Dan siapa saja yang mengamati keadaan para tentara/polisi itu, maka dia tidak mendapatkan mereka itu terpaksa sama sekali, akan tetapi itu adalah pekerjaan dan sumber pencahariannya yang mereka merasa bangga dengannya, serta mereka mendapatkan pangkat, gaji dan upah atasnya.
Ikraah macam apa ini yang dimana pelakunya mendapatkan gaji dan fasilitas, serta dia betah bertugas di dalamnya sepuluh dan dua puluh tahun sebagai benteng kemusyrikan karena terpaksa menurut klaim mereka…???!.
Bila mereka beralasan karena tertindas, maka sungguh orang-orang terdahulu sebelum mereka telah beralasan dengan alasan serupa, akan tetapi alasan itu tidak diterima, sedangkan mereka adalah orang-orang yang telah masuk Islam di Mekkah dan tidak meninggalkan barisan kaum musyrikin untuk bergabung dengan barisan kaum muwahhidiin, kemudian tatkala perang Badar mereka dipaksa kaum musyrikin untuk keluar ikut perang di barisan terdepan.

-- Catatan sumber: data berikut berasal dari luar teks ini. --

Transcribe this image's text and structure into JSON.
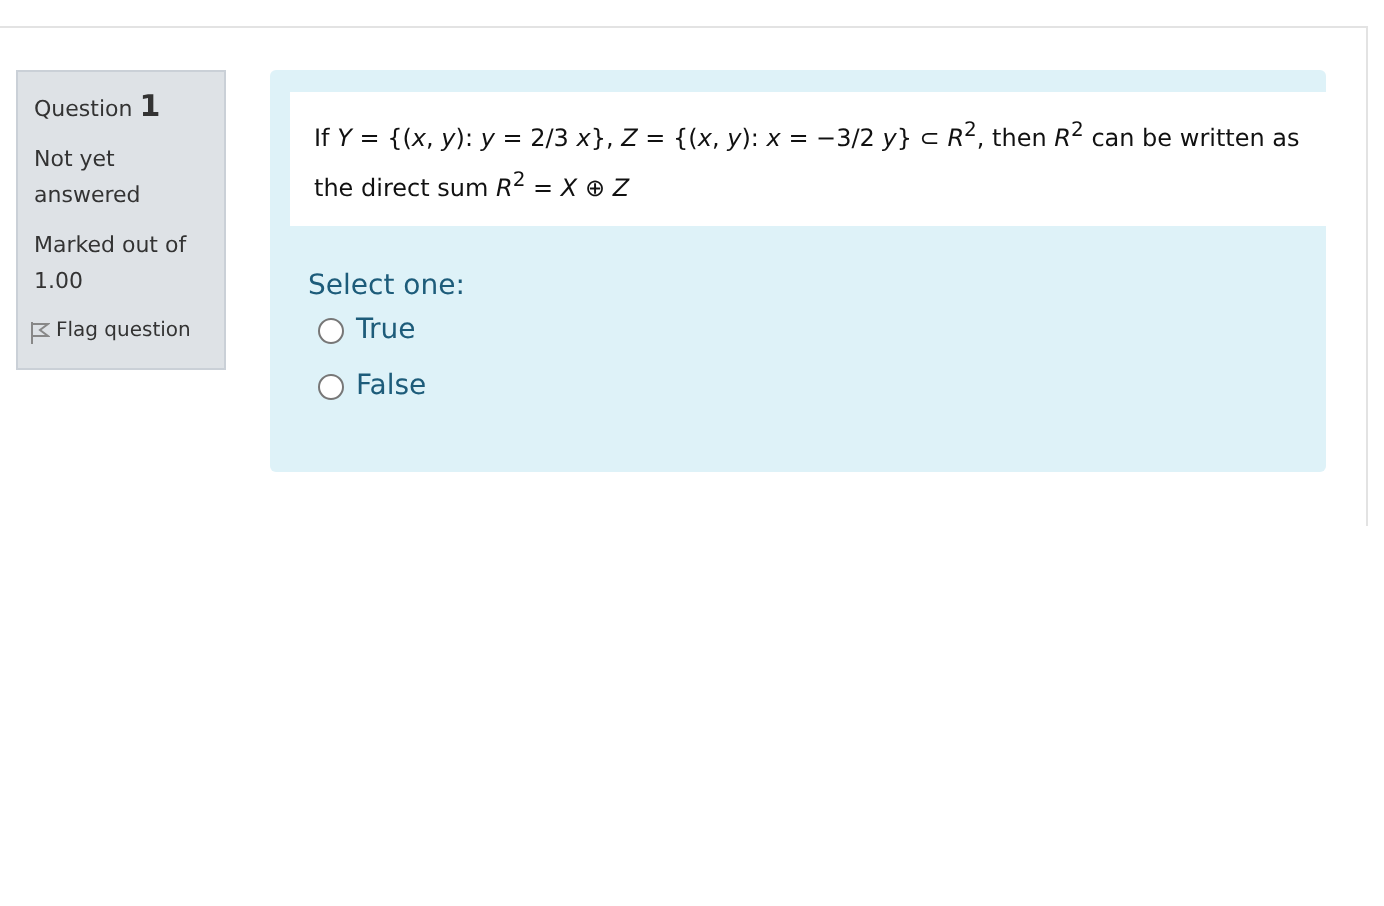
{
  "info": {
    "label": "Question",
    "number": "1",
    "status": "Not yet answered",
    "marks": "Marked out of 1.00",
    "flag": "Flag question"
  },
  "question": {
    "text": "If *Y* = {(*x*, *y*): *y* = 2/3 *x*}, *Z* = {(*x*, *y*): *x* = −3/2 *y*} ⊂ *R*$^{2}$,  then *R*$^{2}$ can be written as the direct sum *R*$^{2}$ = *X* ⊕ *Z*",
    "prompt": "Select one:",
    "options": [
      {
        "label": "True",
        "selected": false
      },
      {
        "label": "False",
        "selected": false
      }
    ]
  }
}
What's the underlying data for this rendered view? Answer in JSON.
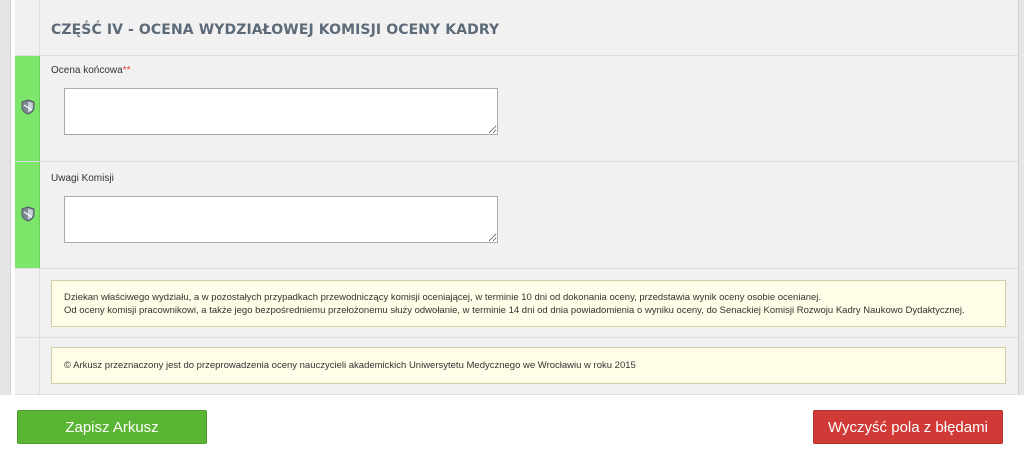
{
  "section": {
    "title": "CZĘŚĆ IV - OCENA WYDZIAŁOWEJ KOMISJI OCENY KADRY"
  },
  "fields": [
    {
      "label": "Ocena końcowa",
      "required_mark": "**",
      "value": "",
      "status": "valid"
    },
    {
      "label": "Uwagi Komisji",
      "required_mark": "",
      "value": "",
      "status": "valid"
    }
  ],
  "notes": {
    "deadline_line1": "Dziekan właściwego wydziału, a w pozostałych przypadkach przewodniczący komisji oceniającej, w terminie 10 dni od dokonania oceny, przedstawia wynik oceny osobie ocenianej.",
    "deadline_line2": "Od oceny komisji pracownikowi, a także jego bezpośredniemu przełożonemu służy odwołanie, w terminie 14 dni od dnia powiadomienia o wyniku oceny, do Senackiej Komisji Rozwoju Kadry Naukowo Dydaktycznej.",
    "copyright": "©  Arkusz przeznaczony jest do przeprowadzenia oceny nauczycieli akademickich Uniwersytetu Medycznego we Wrocławiu w roku 2015"
  },
  "buttons": {
    "save_label": "Zapisz Arkusz",
    "clear_label": "Wyczyść pola z błędami"
  },
  "colors": {
    "valid_gutter": "#7ee56b",
    "save_button": "#59b533",
    "clear_button": "#cf3a36",
    "note_background": "#fffde7"
  }
}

Perhatikanlah bagaimana mereka itu tidak ikut keluar perang bersama mereka dalam keadaan suka rela, dan tidak masuk di barisan pasukannya dalam keadaan senang seraya mendapatkan atasnya pangkat dan gaji seperti halnya tentara-tentara thaghut itu, namun demikian Allah Subhanahu Wa Ta’ala menurunkan tentang mereka ayat qur’aaniyyah yang menjelaskan bahwa mereka itu tidakah diudzur dalam hal itu dan tidaklah mereka itu tertindas, Dia Subhanahu Wa Ta’ala berfirman:

إِنَّ الَّذِينَ تَوَفَّاهُمُ الْمَلائِكَةُ ظَالِمِي أَنْفُسِهِمْ قَالُوا فِيمَ كُنْتُمْ
“Sesungguhnya orang-orang yang diwafatkan Malaikat dalam keadaan menganiaya diri sendiri, (kepada mereka) Malaikat bertanya: “Dalam Keadaan bagaimana kalian ini?” (QS. An Nisaa’ 4: 97).
Maksudnya: Di barisan mana kalian ini? Apakan di barisan tauhid dan syari’ah? Atau di barisan syirik, tandiid, undang-undang buatan, dan aturan kekafiran?!.

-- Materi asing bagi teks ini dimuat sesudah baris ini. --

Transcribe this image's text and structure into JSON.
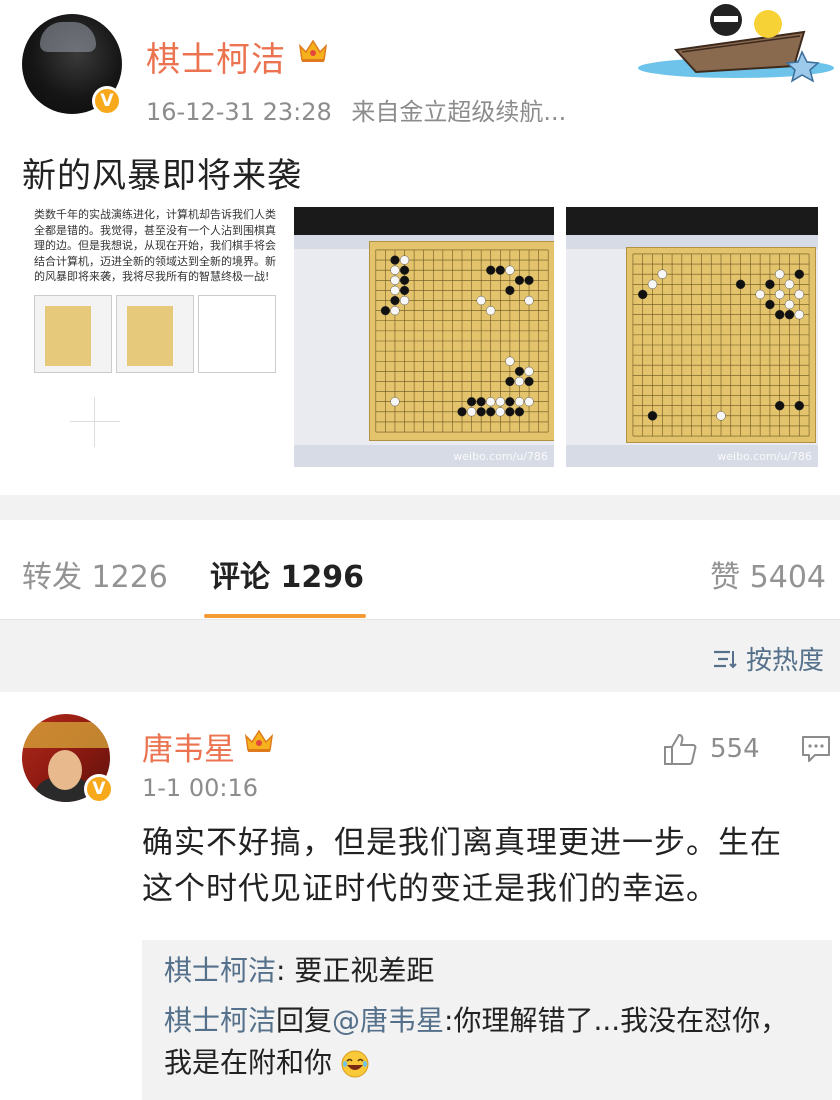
{
  "post": {
    "username": "棋士柯洁",
    "verified_badge": "V",
    "timestamp": "16-12-31 23:28",
    "source": "来自金立超级续航...",
    "text": "新的风暴即将来袭",
    "image_1_text": "类数千年的实战演练进化，计算机却告诉我们人类全都是错的。我觉得，甚至没有一个人沾到围棋真理的边。但是我想说，从现在开始，我们棋手将会结合计算机，迈进全新的领域达到全新的境界。新的风暴即将来袭，我将尽我所有的智慧终极一战!",
    "image_watermark": "weibo.com/u/786",
    "image_watermark_3": "weibo.com/u/786"
  },
  "tabs": {
    "repost_label": "转发",
    "repost_count": "1226",
    "comment_label": "评论",
    "comment_count": "1296",
    "like_label": "赞",
    "like_count": "5404"
  },
  "sort": {
    "label": "按热度"
  },
  "comment": {
    "username": "唐韦星",
    "verified_badge": "V",
    "time": "1-1 00:16",
    "like_count": "554",
    "text": "确实不好搞，但是我们离真理更进一步。生在这个时代见证时代的变迁是我们的幸运。",
    "replies": [
      {
        "name": "棋士柯洁",
        "separator": ": ",
        "text": "要正视差距"
      },
      {
        "name": "棋士柯洁",
        "reply_word": "回复",
        "mention": "@唐韦星",
        "separator": ":",
        "text": "你理解错了...我没在怼你，我是在附和你"
      }
    ]
  },
  "colors": {
    "username": "#eb7350",
    "link": "#55708a",
    "tab_indicator": "#f29c36",
    "badge": "#f7a81b",
    "muted": "#8c8c8c"
  },
  "icons": [
    "crown-icon",
    "verified-icon",
    "sort-icon",
    "thumbs-up-icon",
    "reply-comment-icon",
    "laughing-emoji-icon"
  ]
}
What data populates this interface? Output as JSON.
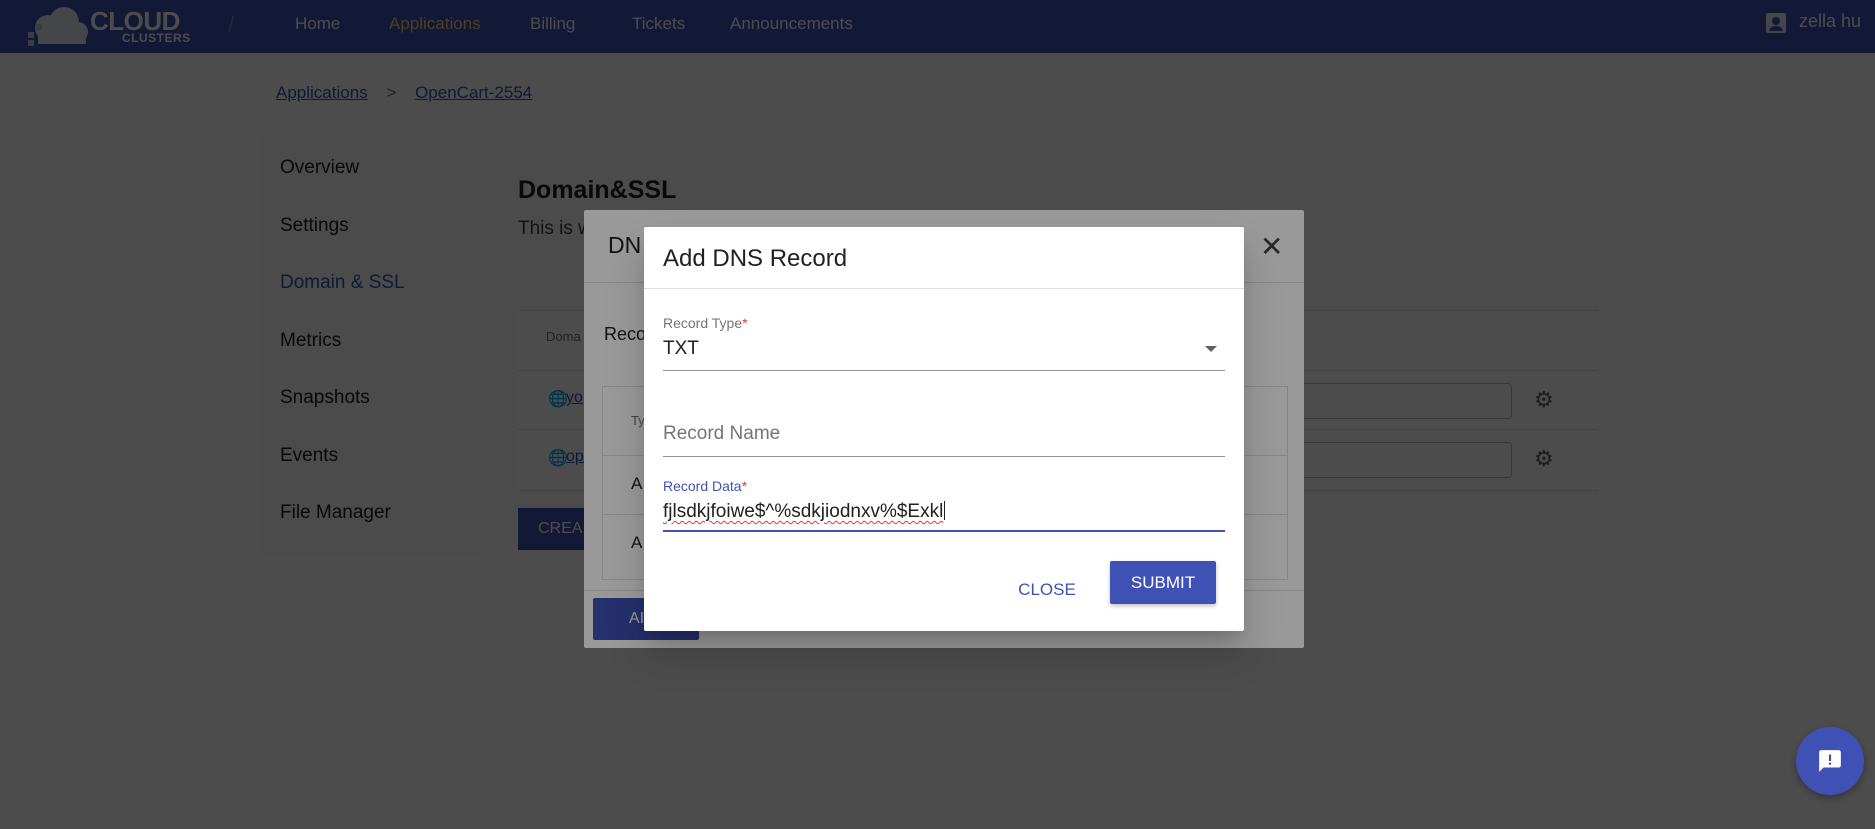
{
  "app": {
    "logo_text": "CLOUD",
    "logo_subtext": "CLUSTERS",
    "logo_separator": "/"
  },
  "nav": {
    "items": [
      {
        "label": "Home"
      },
      {
        "label": "Applications",
        "active": true
      },
      {
        "label": "Billing"
      },
      {
        "label": "Tickets"
      },
      {
        "label": "Announcements"
      }
    ],
    "user_name": "zella hu"
  },
  "breadcrumb": {
    "items": [
      "Applications",
      "OpenCart-2554"
    ],
    "separator": ">"
  },
  "sidebar": {
    "items": [
      {
        "label": "Overview"
      },
      {
        "label": "Settings"
      },
      {
        "label": "Domain & SSL",
        "active": true
      },
      {
        "label": "Metrics"
      },
      {
        "label": "Snapshots"
      },
      {
        "label": "Events"
      },
      {
        "label": "File Manager"
      }
    ]
  },
  "main": {
    "section_title": "Domain&SSL",
    "section_subtitle_visible": "This is w",
    "table_header_visible": "Doma",
    "rows": [
      {
        "domain_visible": "yo"
      },
      {
        "domain_visible": "op"
      }
    ],
    "create_button_visible": "CREA"
  },
  "dns_dialog": {
    "title_visible": "DN",
    "records_label_visible": "Reco",
    "table_header_visible": "Ty",
    "rows": [
      {
        "type": "A"
      },
      {
        "type": "A"
      }
    ],
    "add_button_visible": "AI"
  },
  "add_record_dialog": {
    "title": "Add DNS Record",
    "record_type": {
      "label": "Record Type",
      "required_mark": "*",
      "value": "TXT"
    },
    "record_name": {
      "placeholder": "Record Name",
      "value": ""
    },
    "record_data": {
      "label": "Record Data",
      "required_mark": "*",
      "value": "fjlsdkjfoiwe$^%sdkjiodnxv%$Exkl"
    },
    "close_label": "CLOSE",
    "submit_label": "SUBMIT"
  },
  "colors": {
    "primary": "#3f51b5",
    "nav_active": "#f3d27a",
    "required": "#e53935"
  },
  "icons": {
    "close": "close-icon",
    "gear": "gear-icon",
    "globe": "globe-icon",
    "dropdown": "chevron-down-icon",
    "chat": "chat-icon",
    "user": "account-icon"
  }
}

Dan jawaban yang jelas lagi benar adalah mereka mengatakan: “kami berada di barisan kaum musyrikiin,” akan tetapi tatkala mereka melihat langsung kebinasaan barisan ini, mereka berpaling dari jawaban ini dan memindahkan pembicaraan dan melontarkan udzur bahwa mereka ini bermanfaat bagi mereka dalam baraa’ah dari syirik dan kaum musyrikiin.
Coba perhatikan bagaimana mereka itu berusaha untuk berlepas diri dari barisan thaghut dan pasukannya yang binasa di dalamnya pada tahapan pertama dari tahapan-tahapan negeri akhirat, karena ini adalah hal terpenting yang mereka lalaikan dan mereka terlantarkan, yaitu hal yang menjerumuskan mereka dalam kebinasaan-kebinasaan itu.

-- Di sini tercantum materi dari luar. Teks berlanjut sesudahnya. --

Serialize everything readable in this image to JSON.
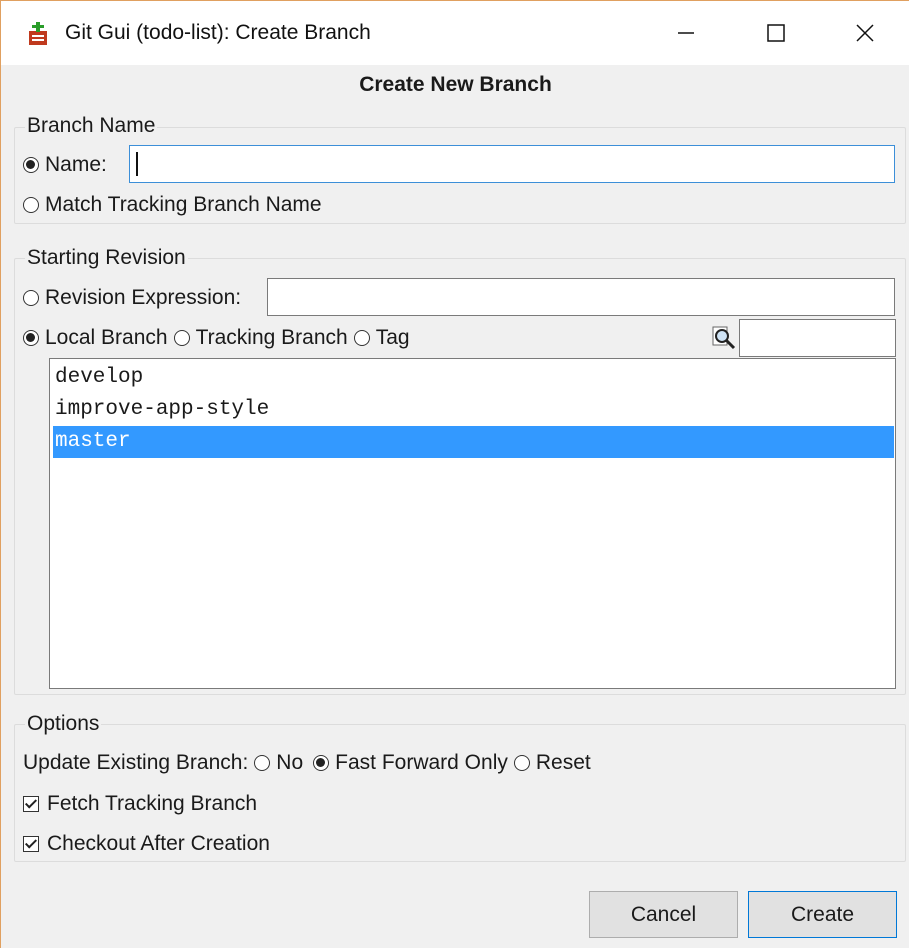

Akan tetapi apakah hal itu bermanfaat bagi mereka, sedang mereka sudah mati di barisannya dan tidak meninggalkannya serta tidak berlepas diri darinya di dunia ini?!. Kemudian amatilah bagaimana mereka itu menjawab pertanyaan malaikat itu:

قَالُوا فِيمَ كُنْتُمْ قَالُوا كُنَّا مُسْتَضْعَفِينَ فِي الأرْضِ
“(kepada mereka) Malaikat bertanya: “Dalam keadaan bagaimana kamu ini?”. mereka menjawab: “Adalah kami orang-orang yang tertindas di negeri (Mekkah)”. (QS. An Nisaa’ 4: 97).
Itu adalah hujjah mereka yang saling mereka wariskan lewat pasukan-pasukan kekafiran:

أَتَوَاصَوْا بِهِ بَلْ هُمْ قَوْمٌ طَاغُونَ
“Apakah mereka saling berpesan tentang apa yang dikatakan itu. sebenarnya mereka adalah kaum yang melampaui batas.” (QS: Adz Dzariyaat 51: 53).
Begitulah mereka menimpali kita saat kita mengajaknya untuk bertauhid dan baraa’ah dari syirik dan tandiid. Dan begitulah yang dilakukan orang-orang yang membela-bela mereka saat kita menjelaskan status mereka dalam dienullah ini dan sikapnya terhadap tauhid, mereka mengatakan: “kami adalah orang-orang yang tertindas di negri ini”. Gaji… rumah dinas… pencaharian… maka apakah alasan ini diterima dari mereka?!.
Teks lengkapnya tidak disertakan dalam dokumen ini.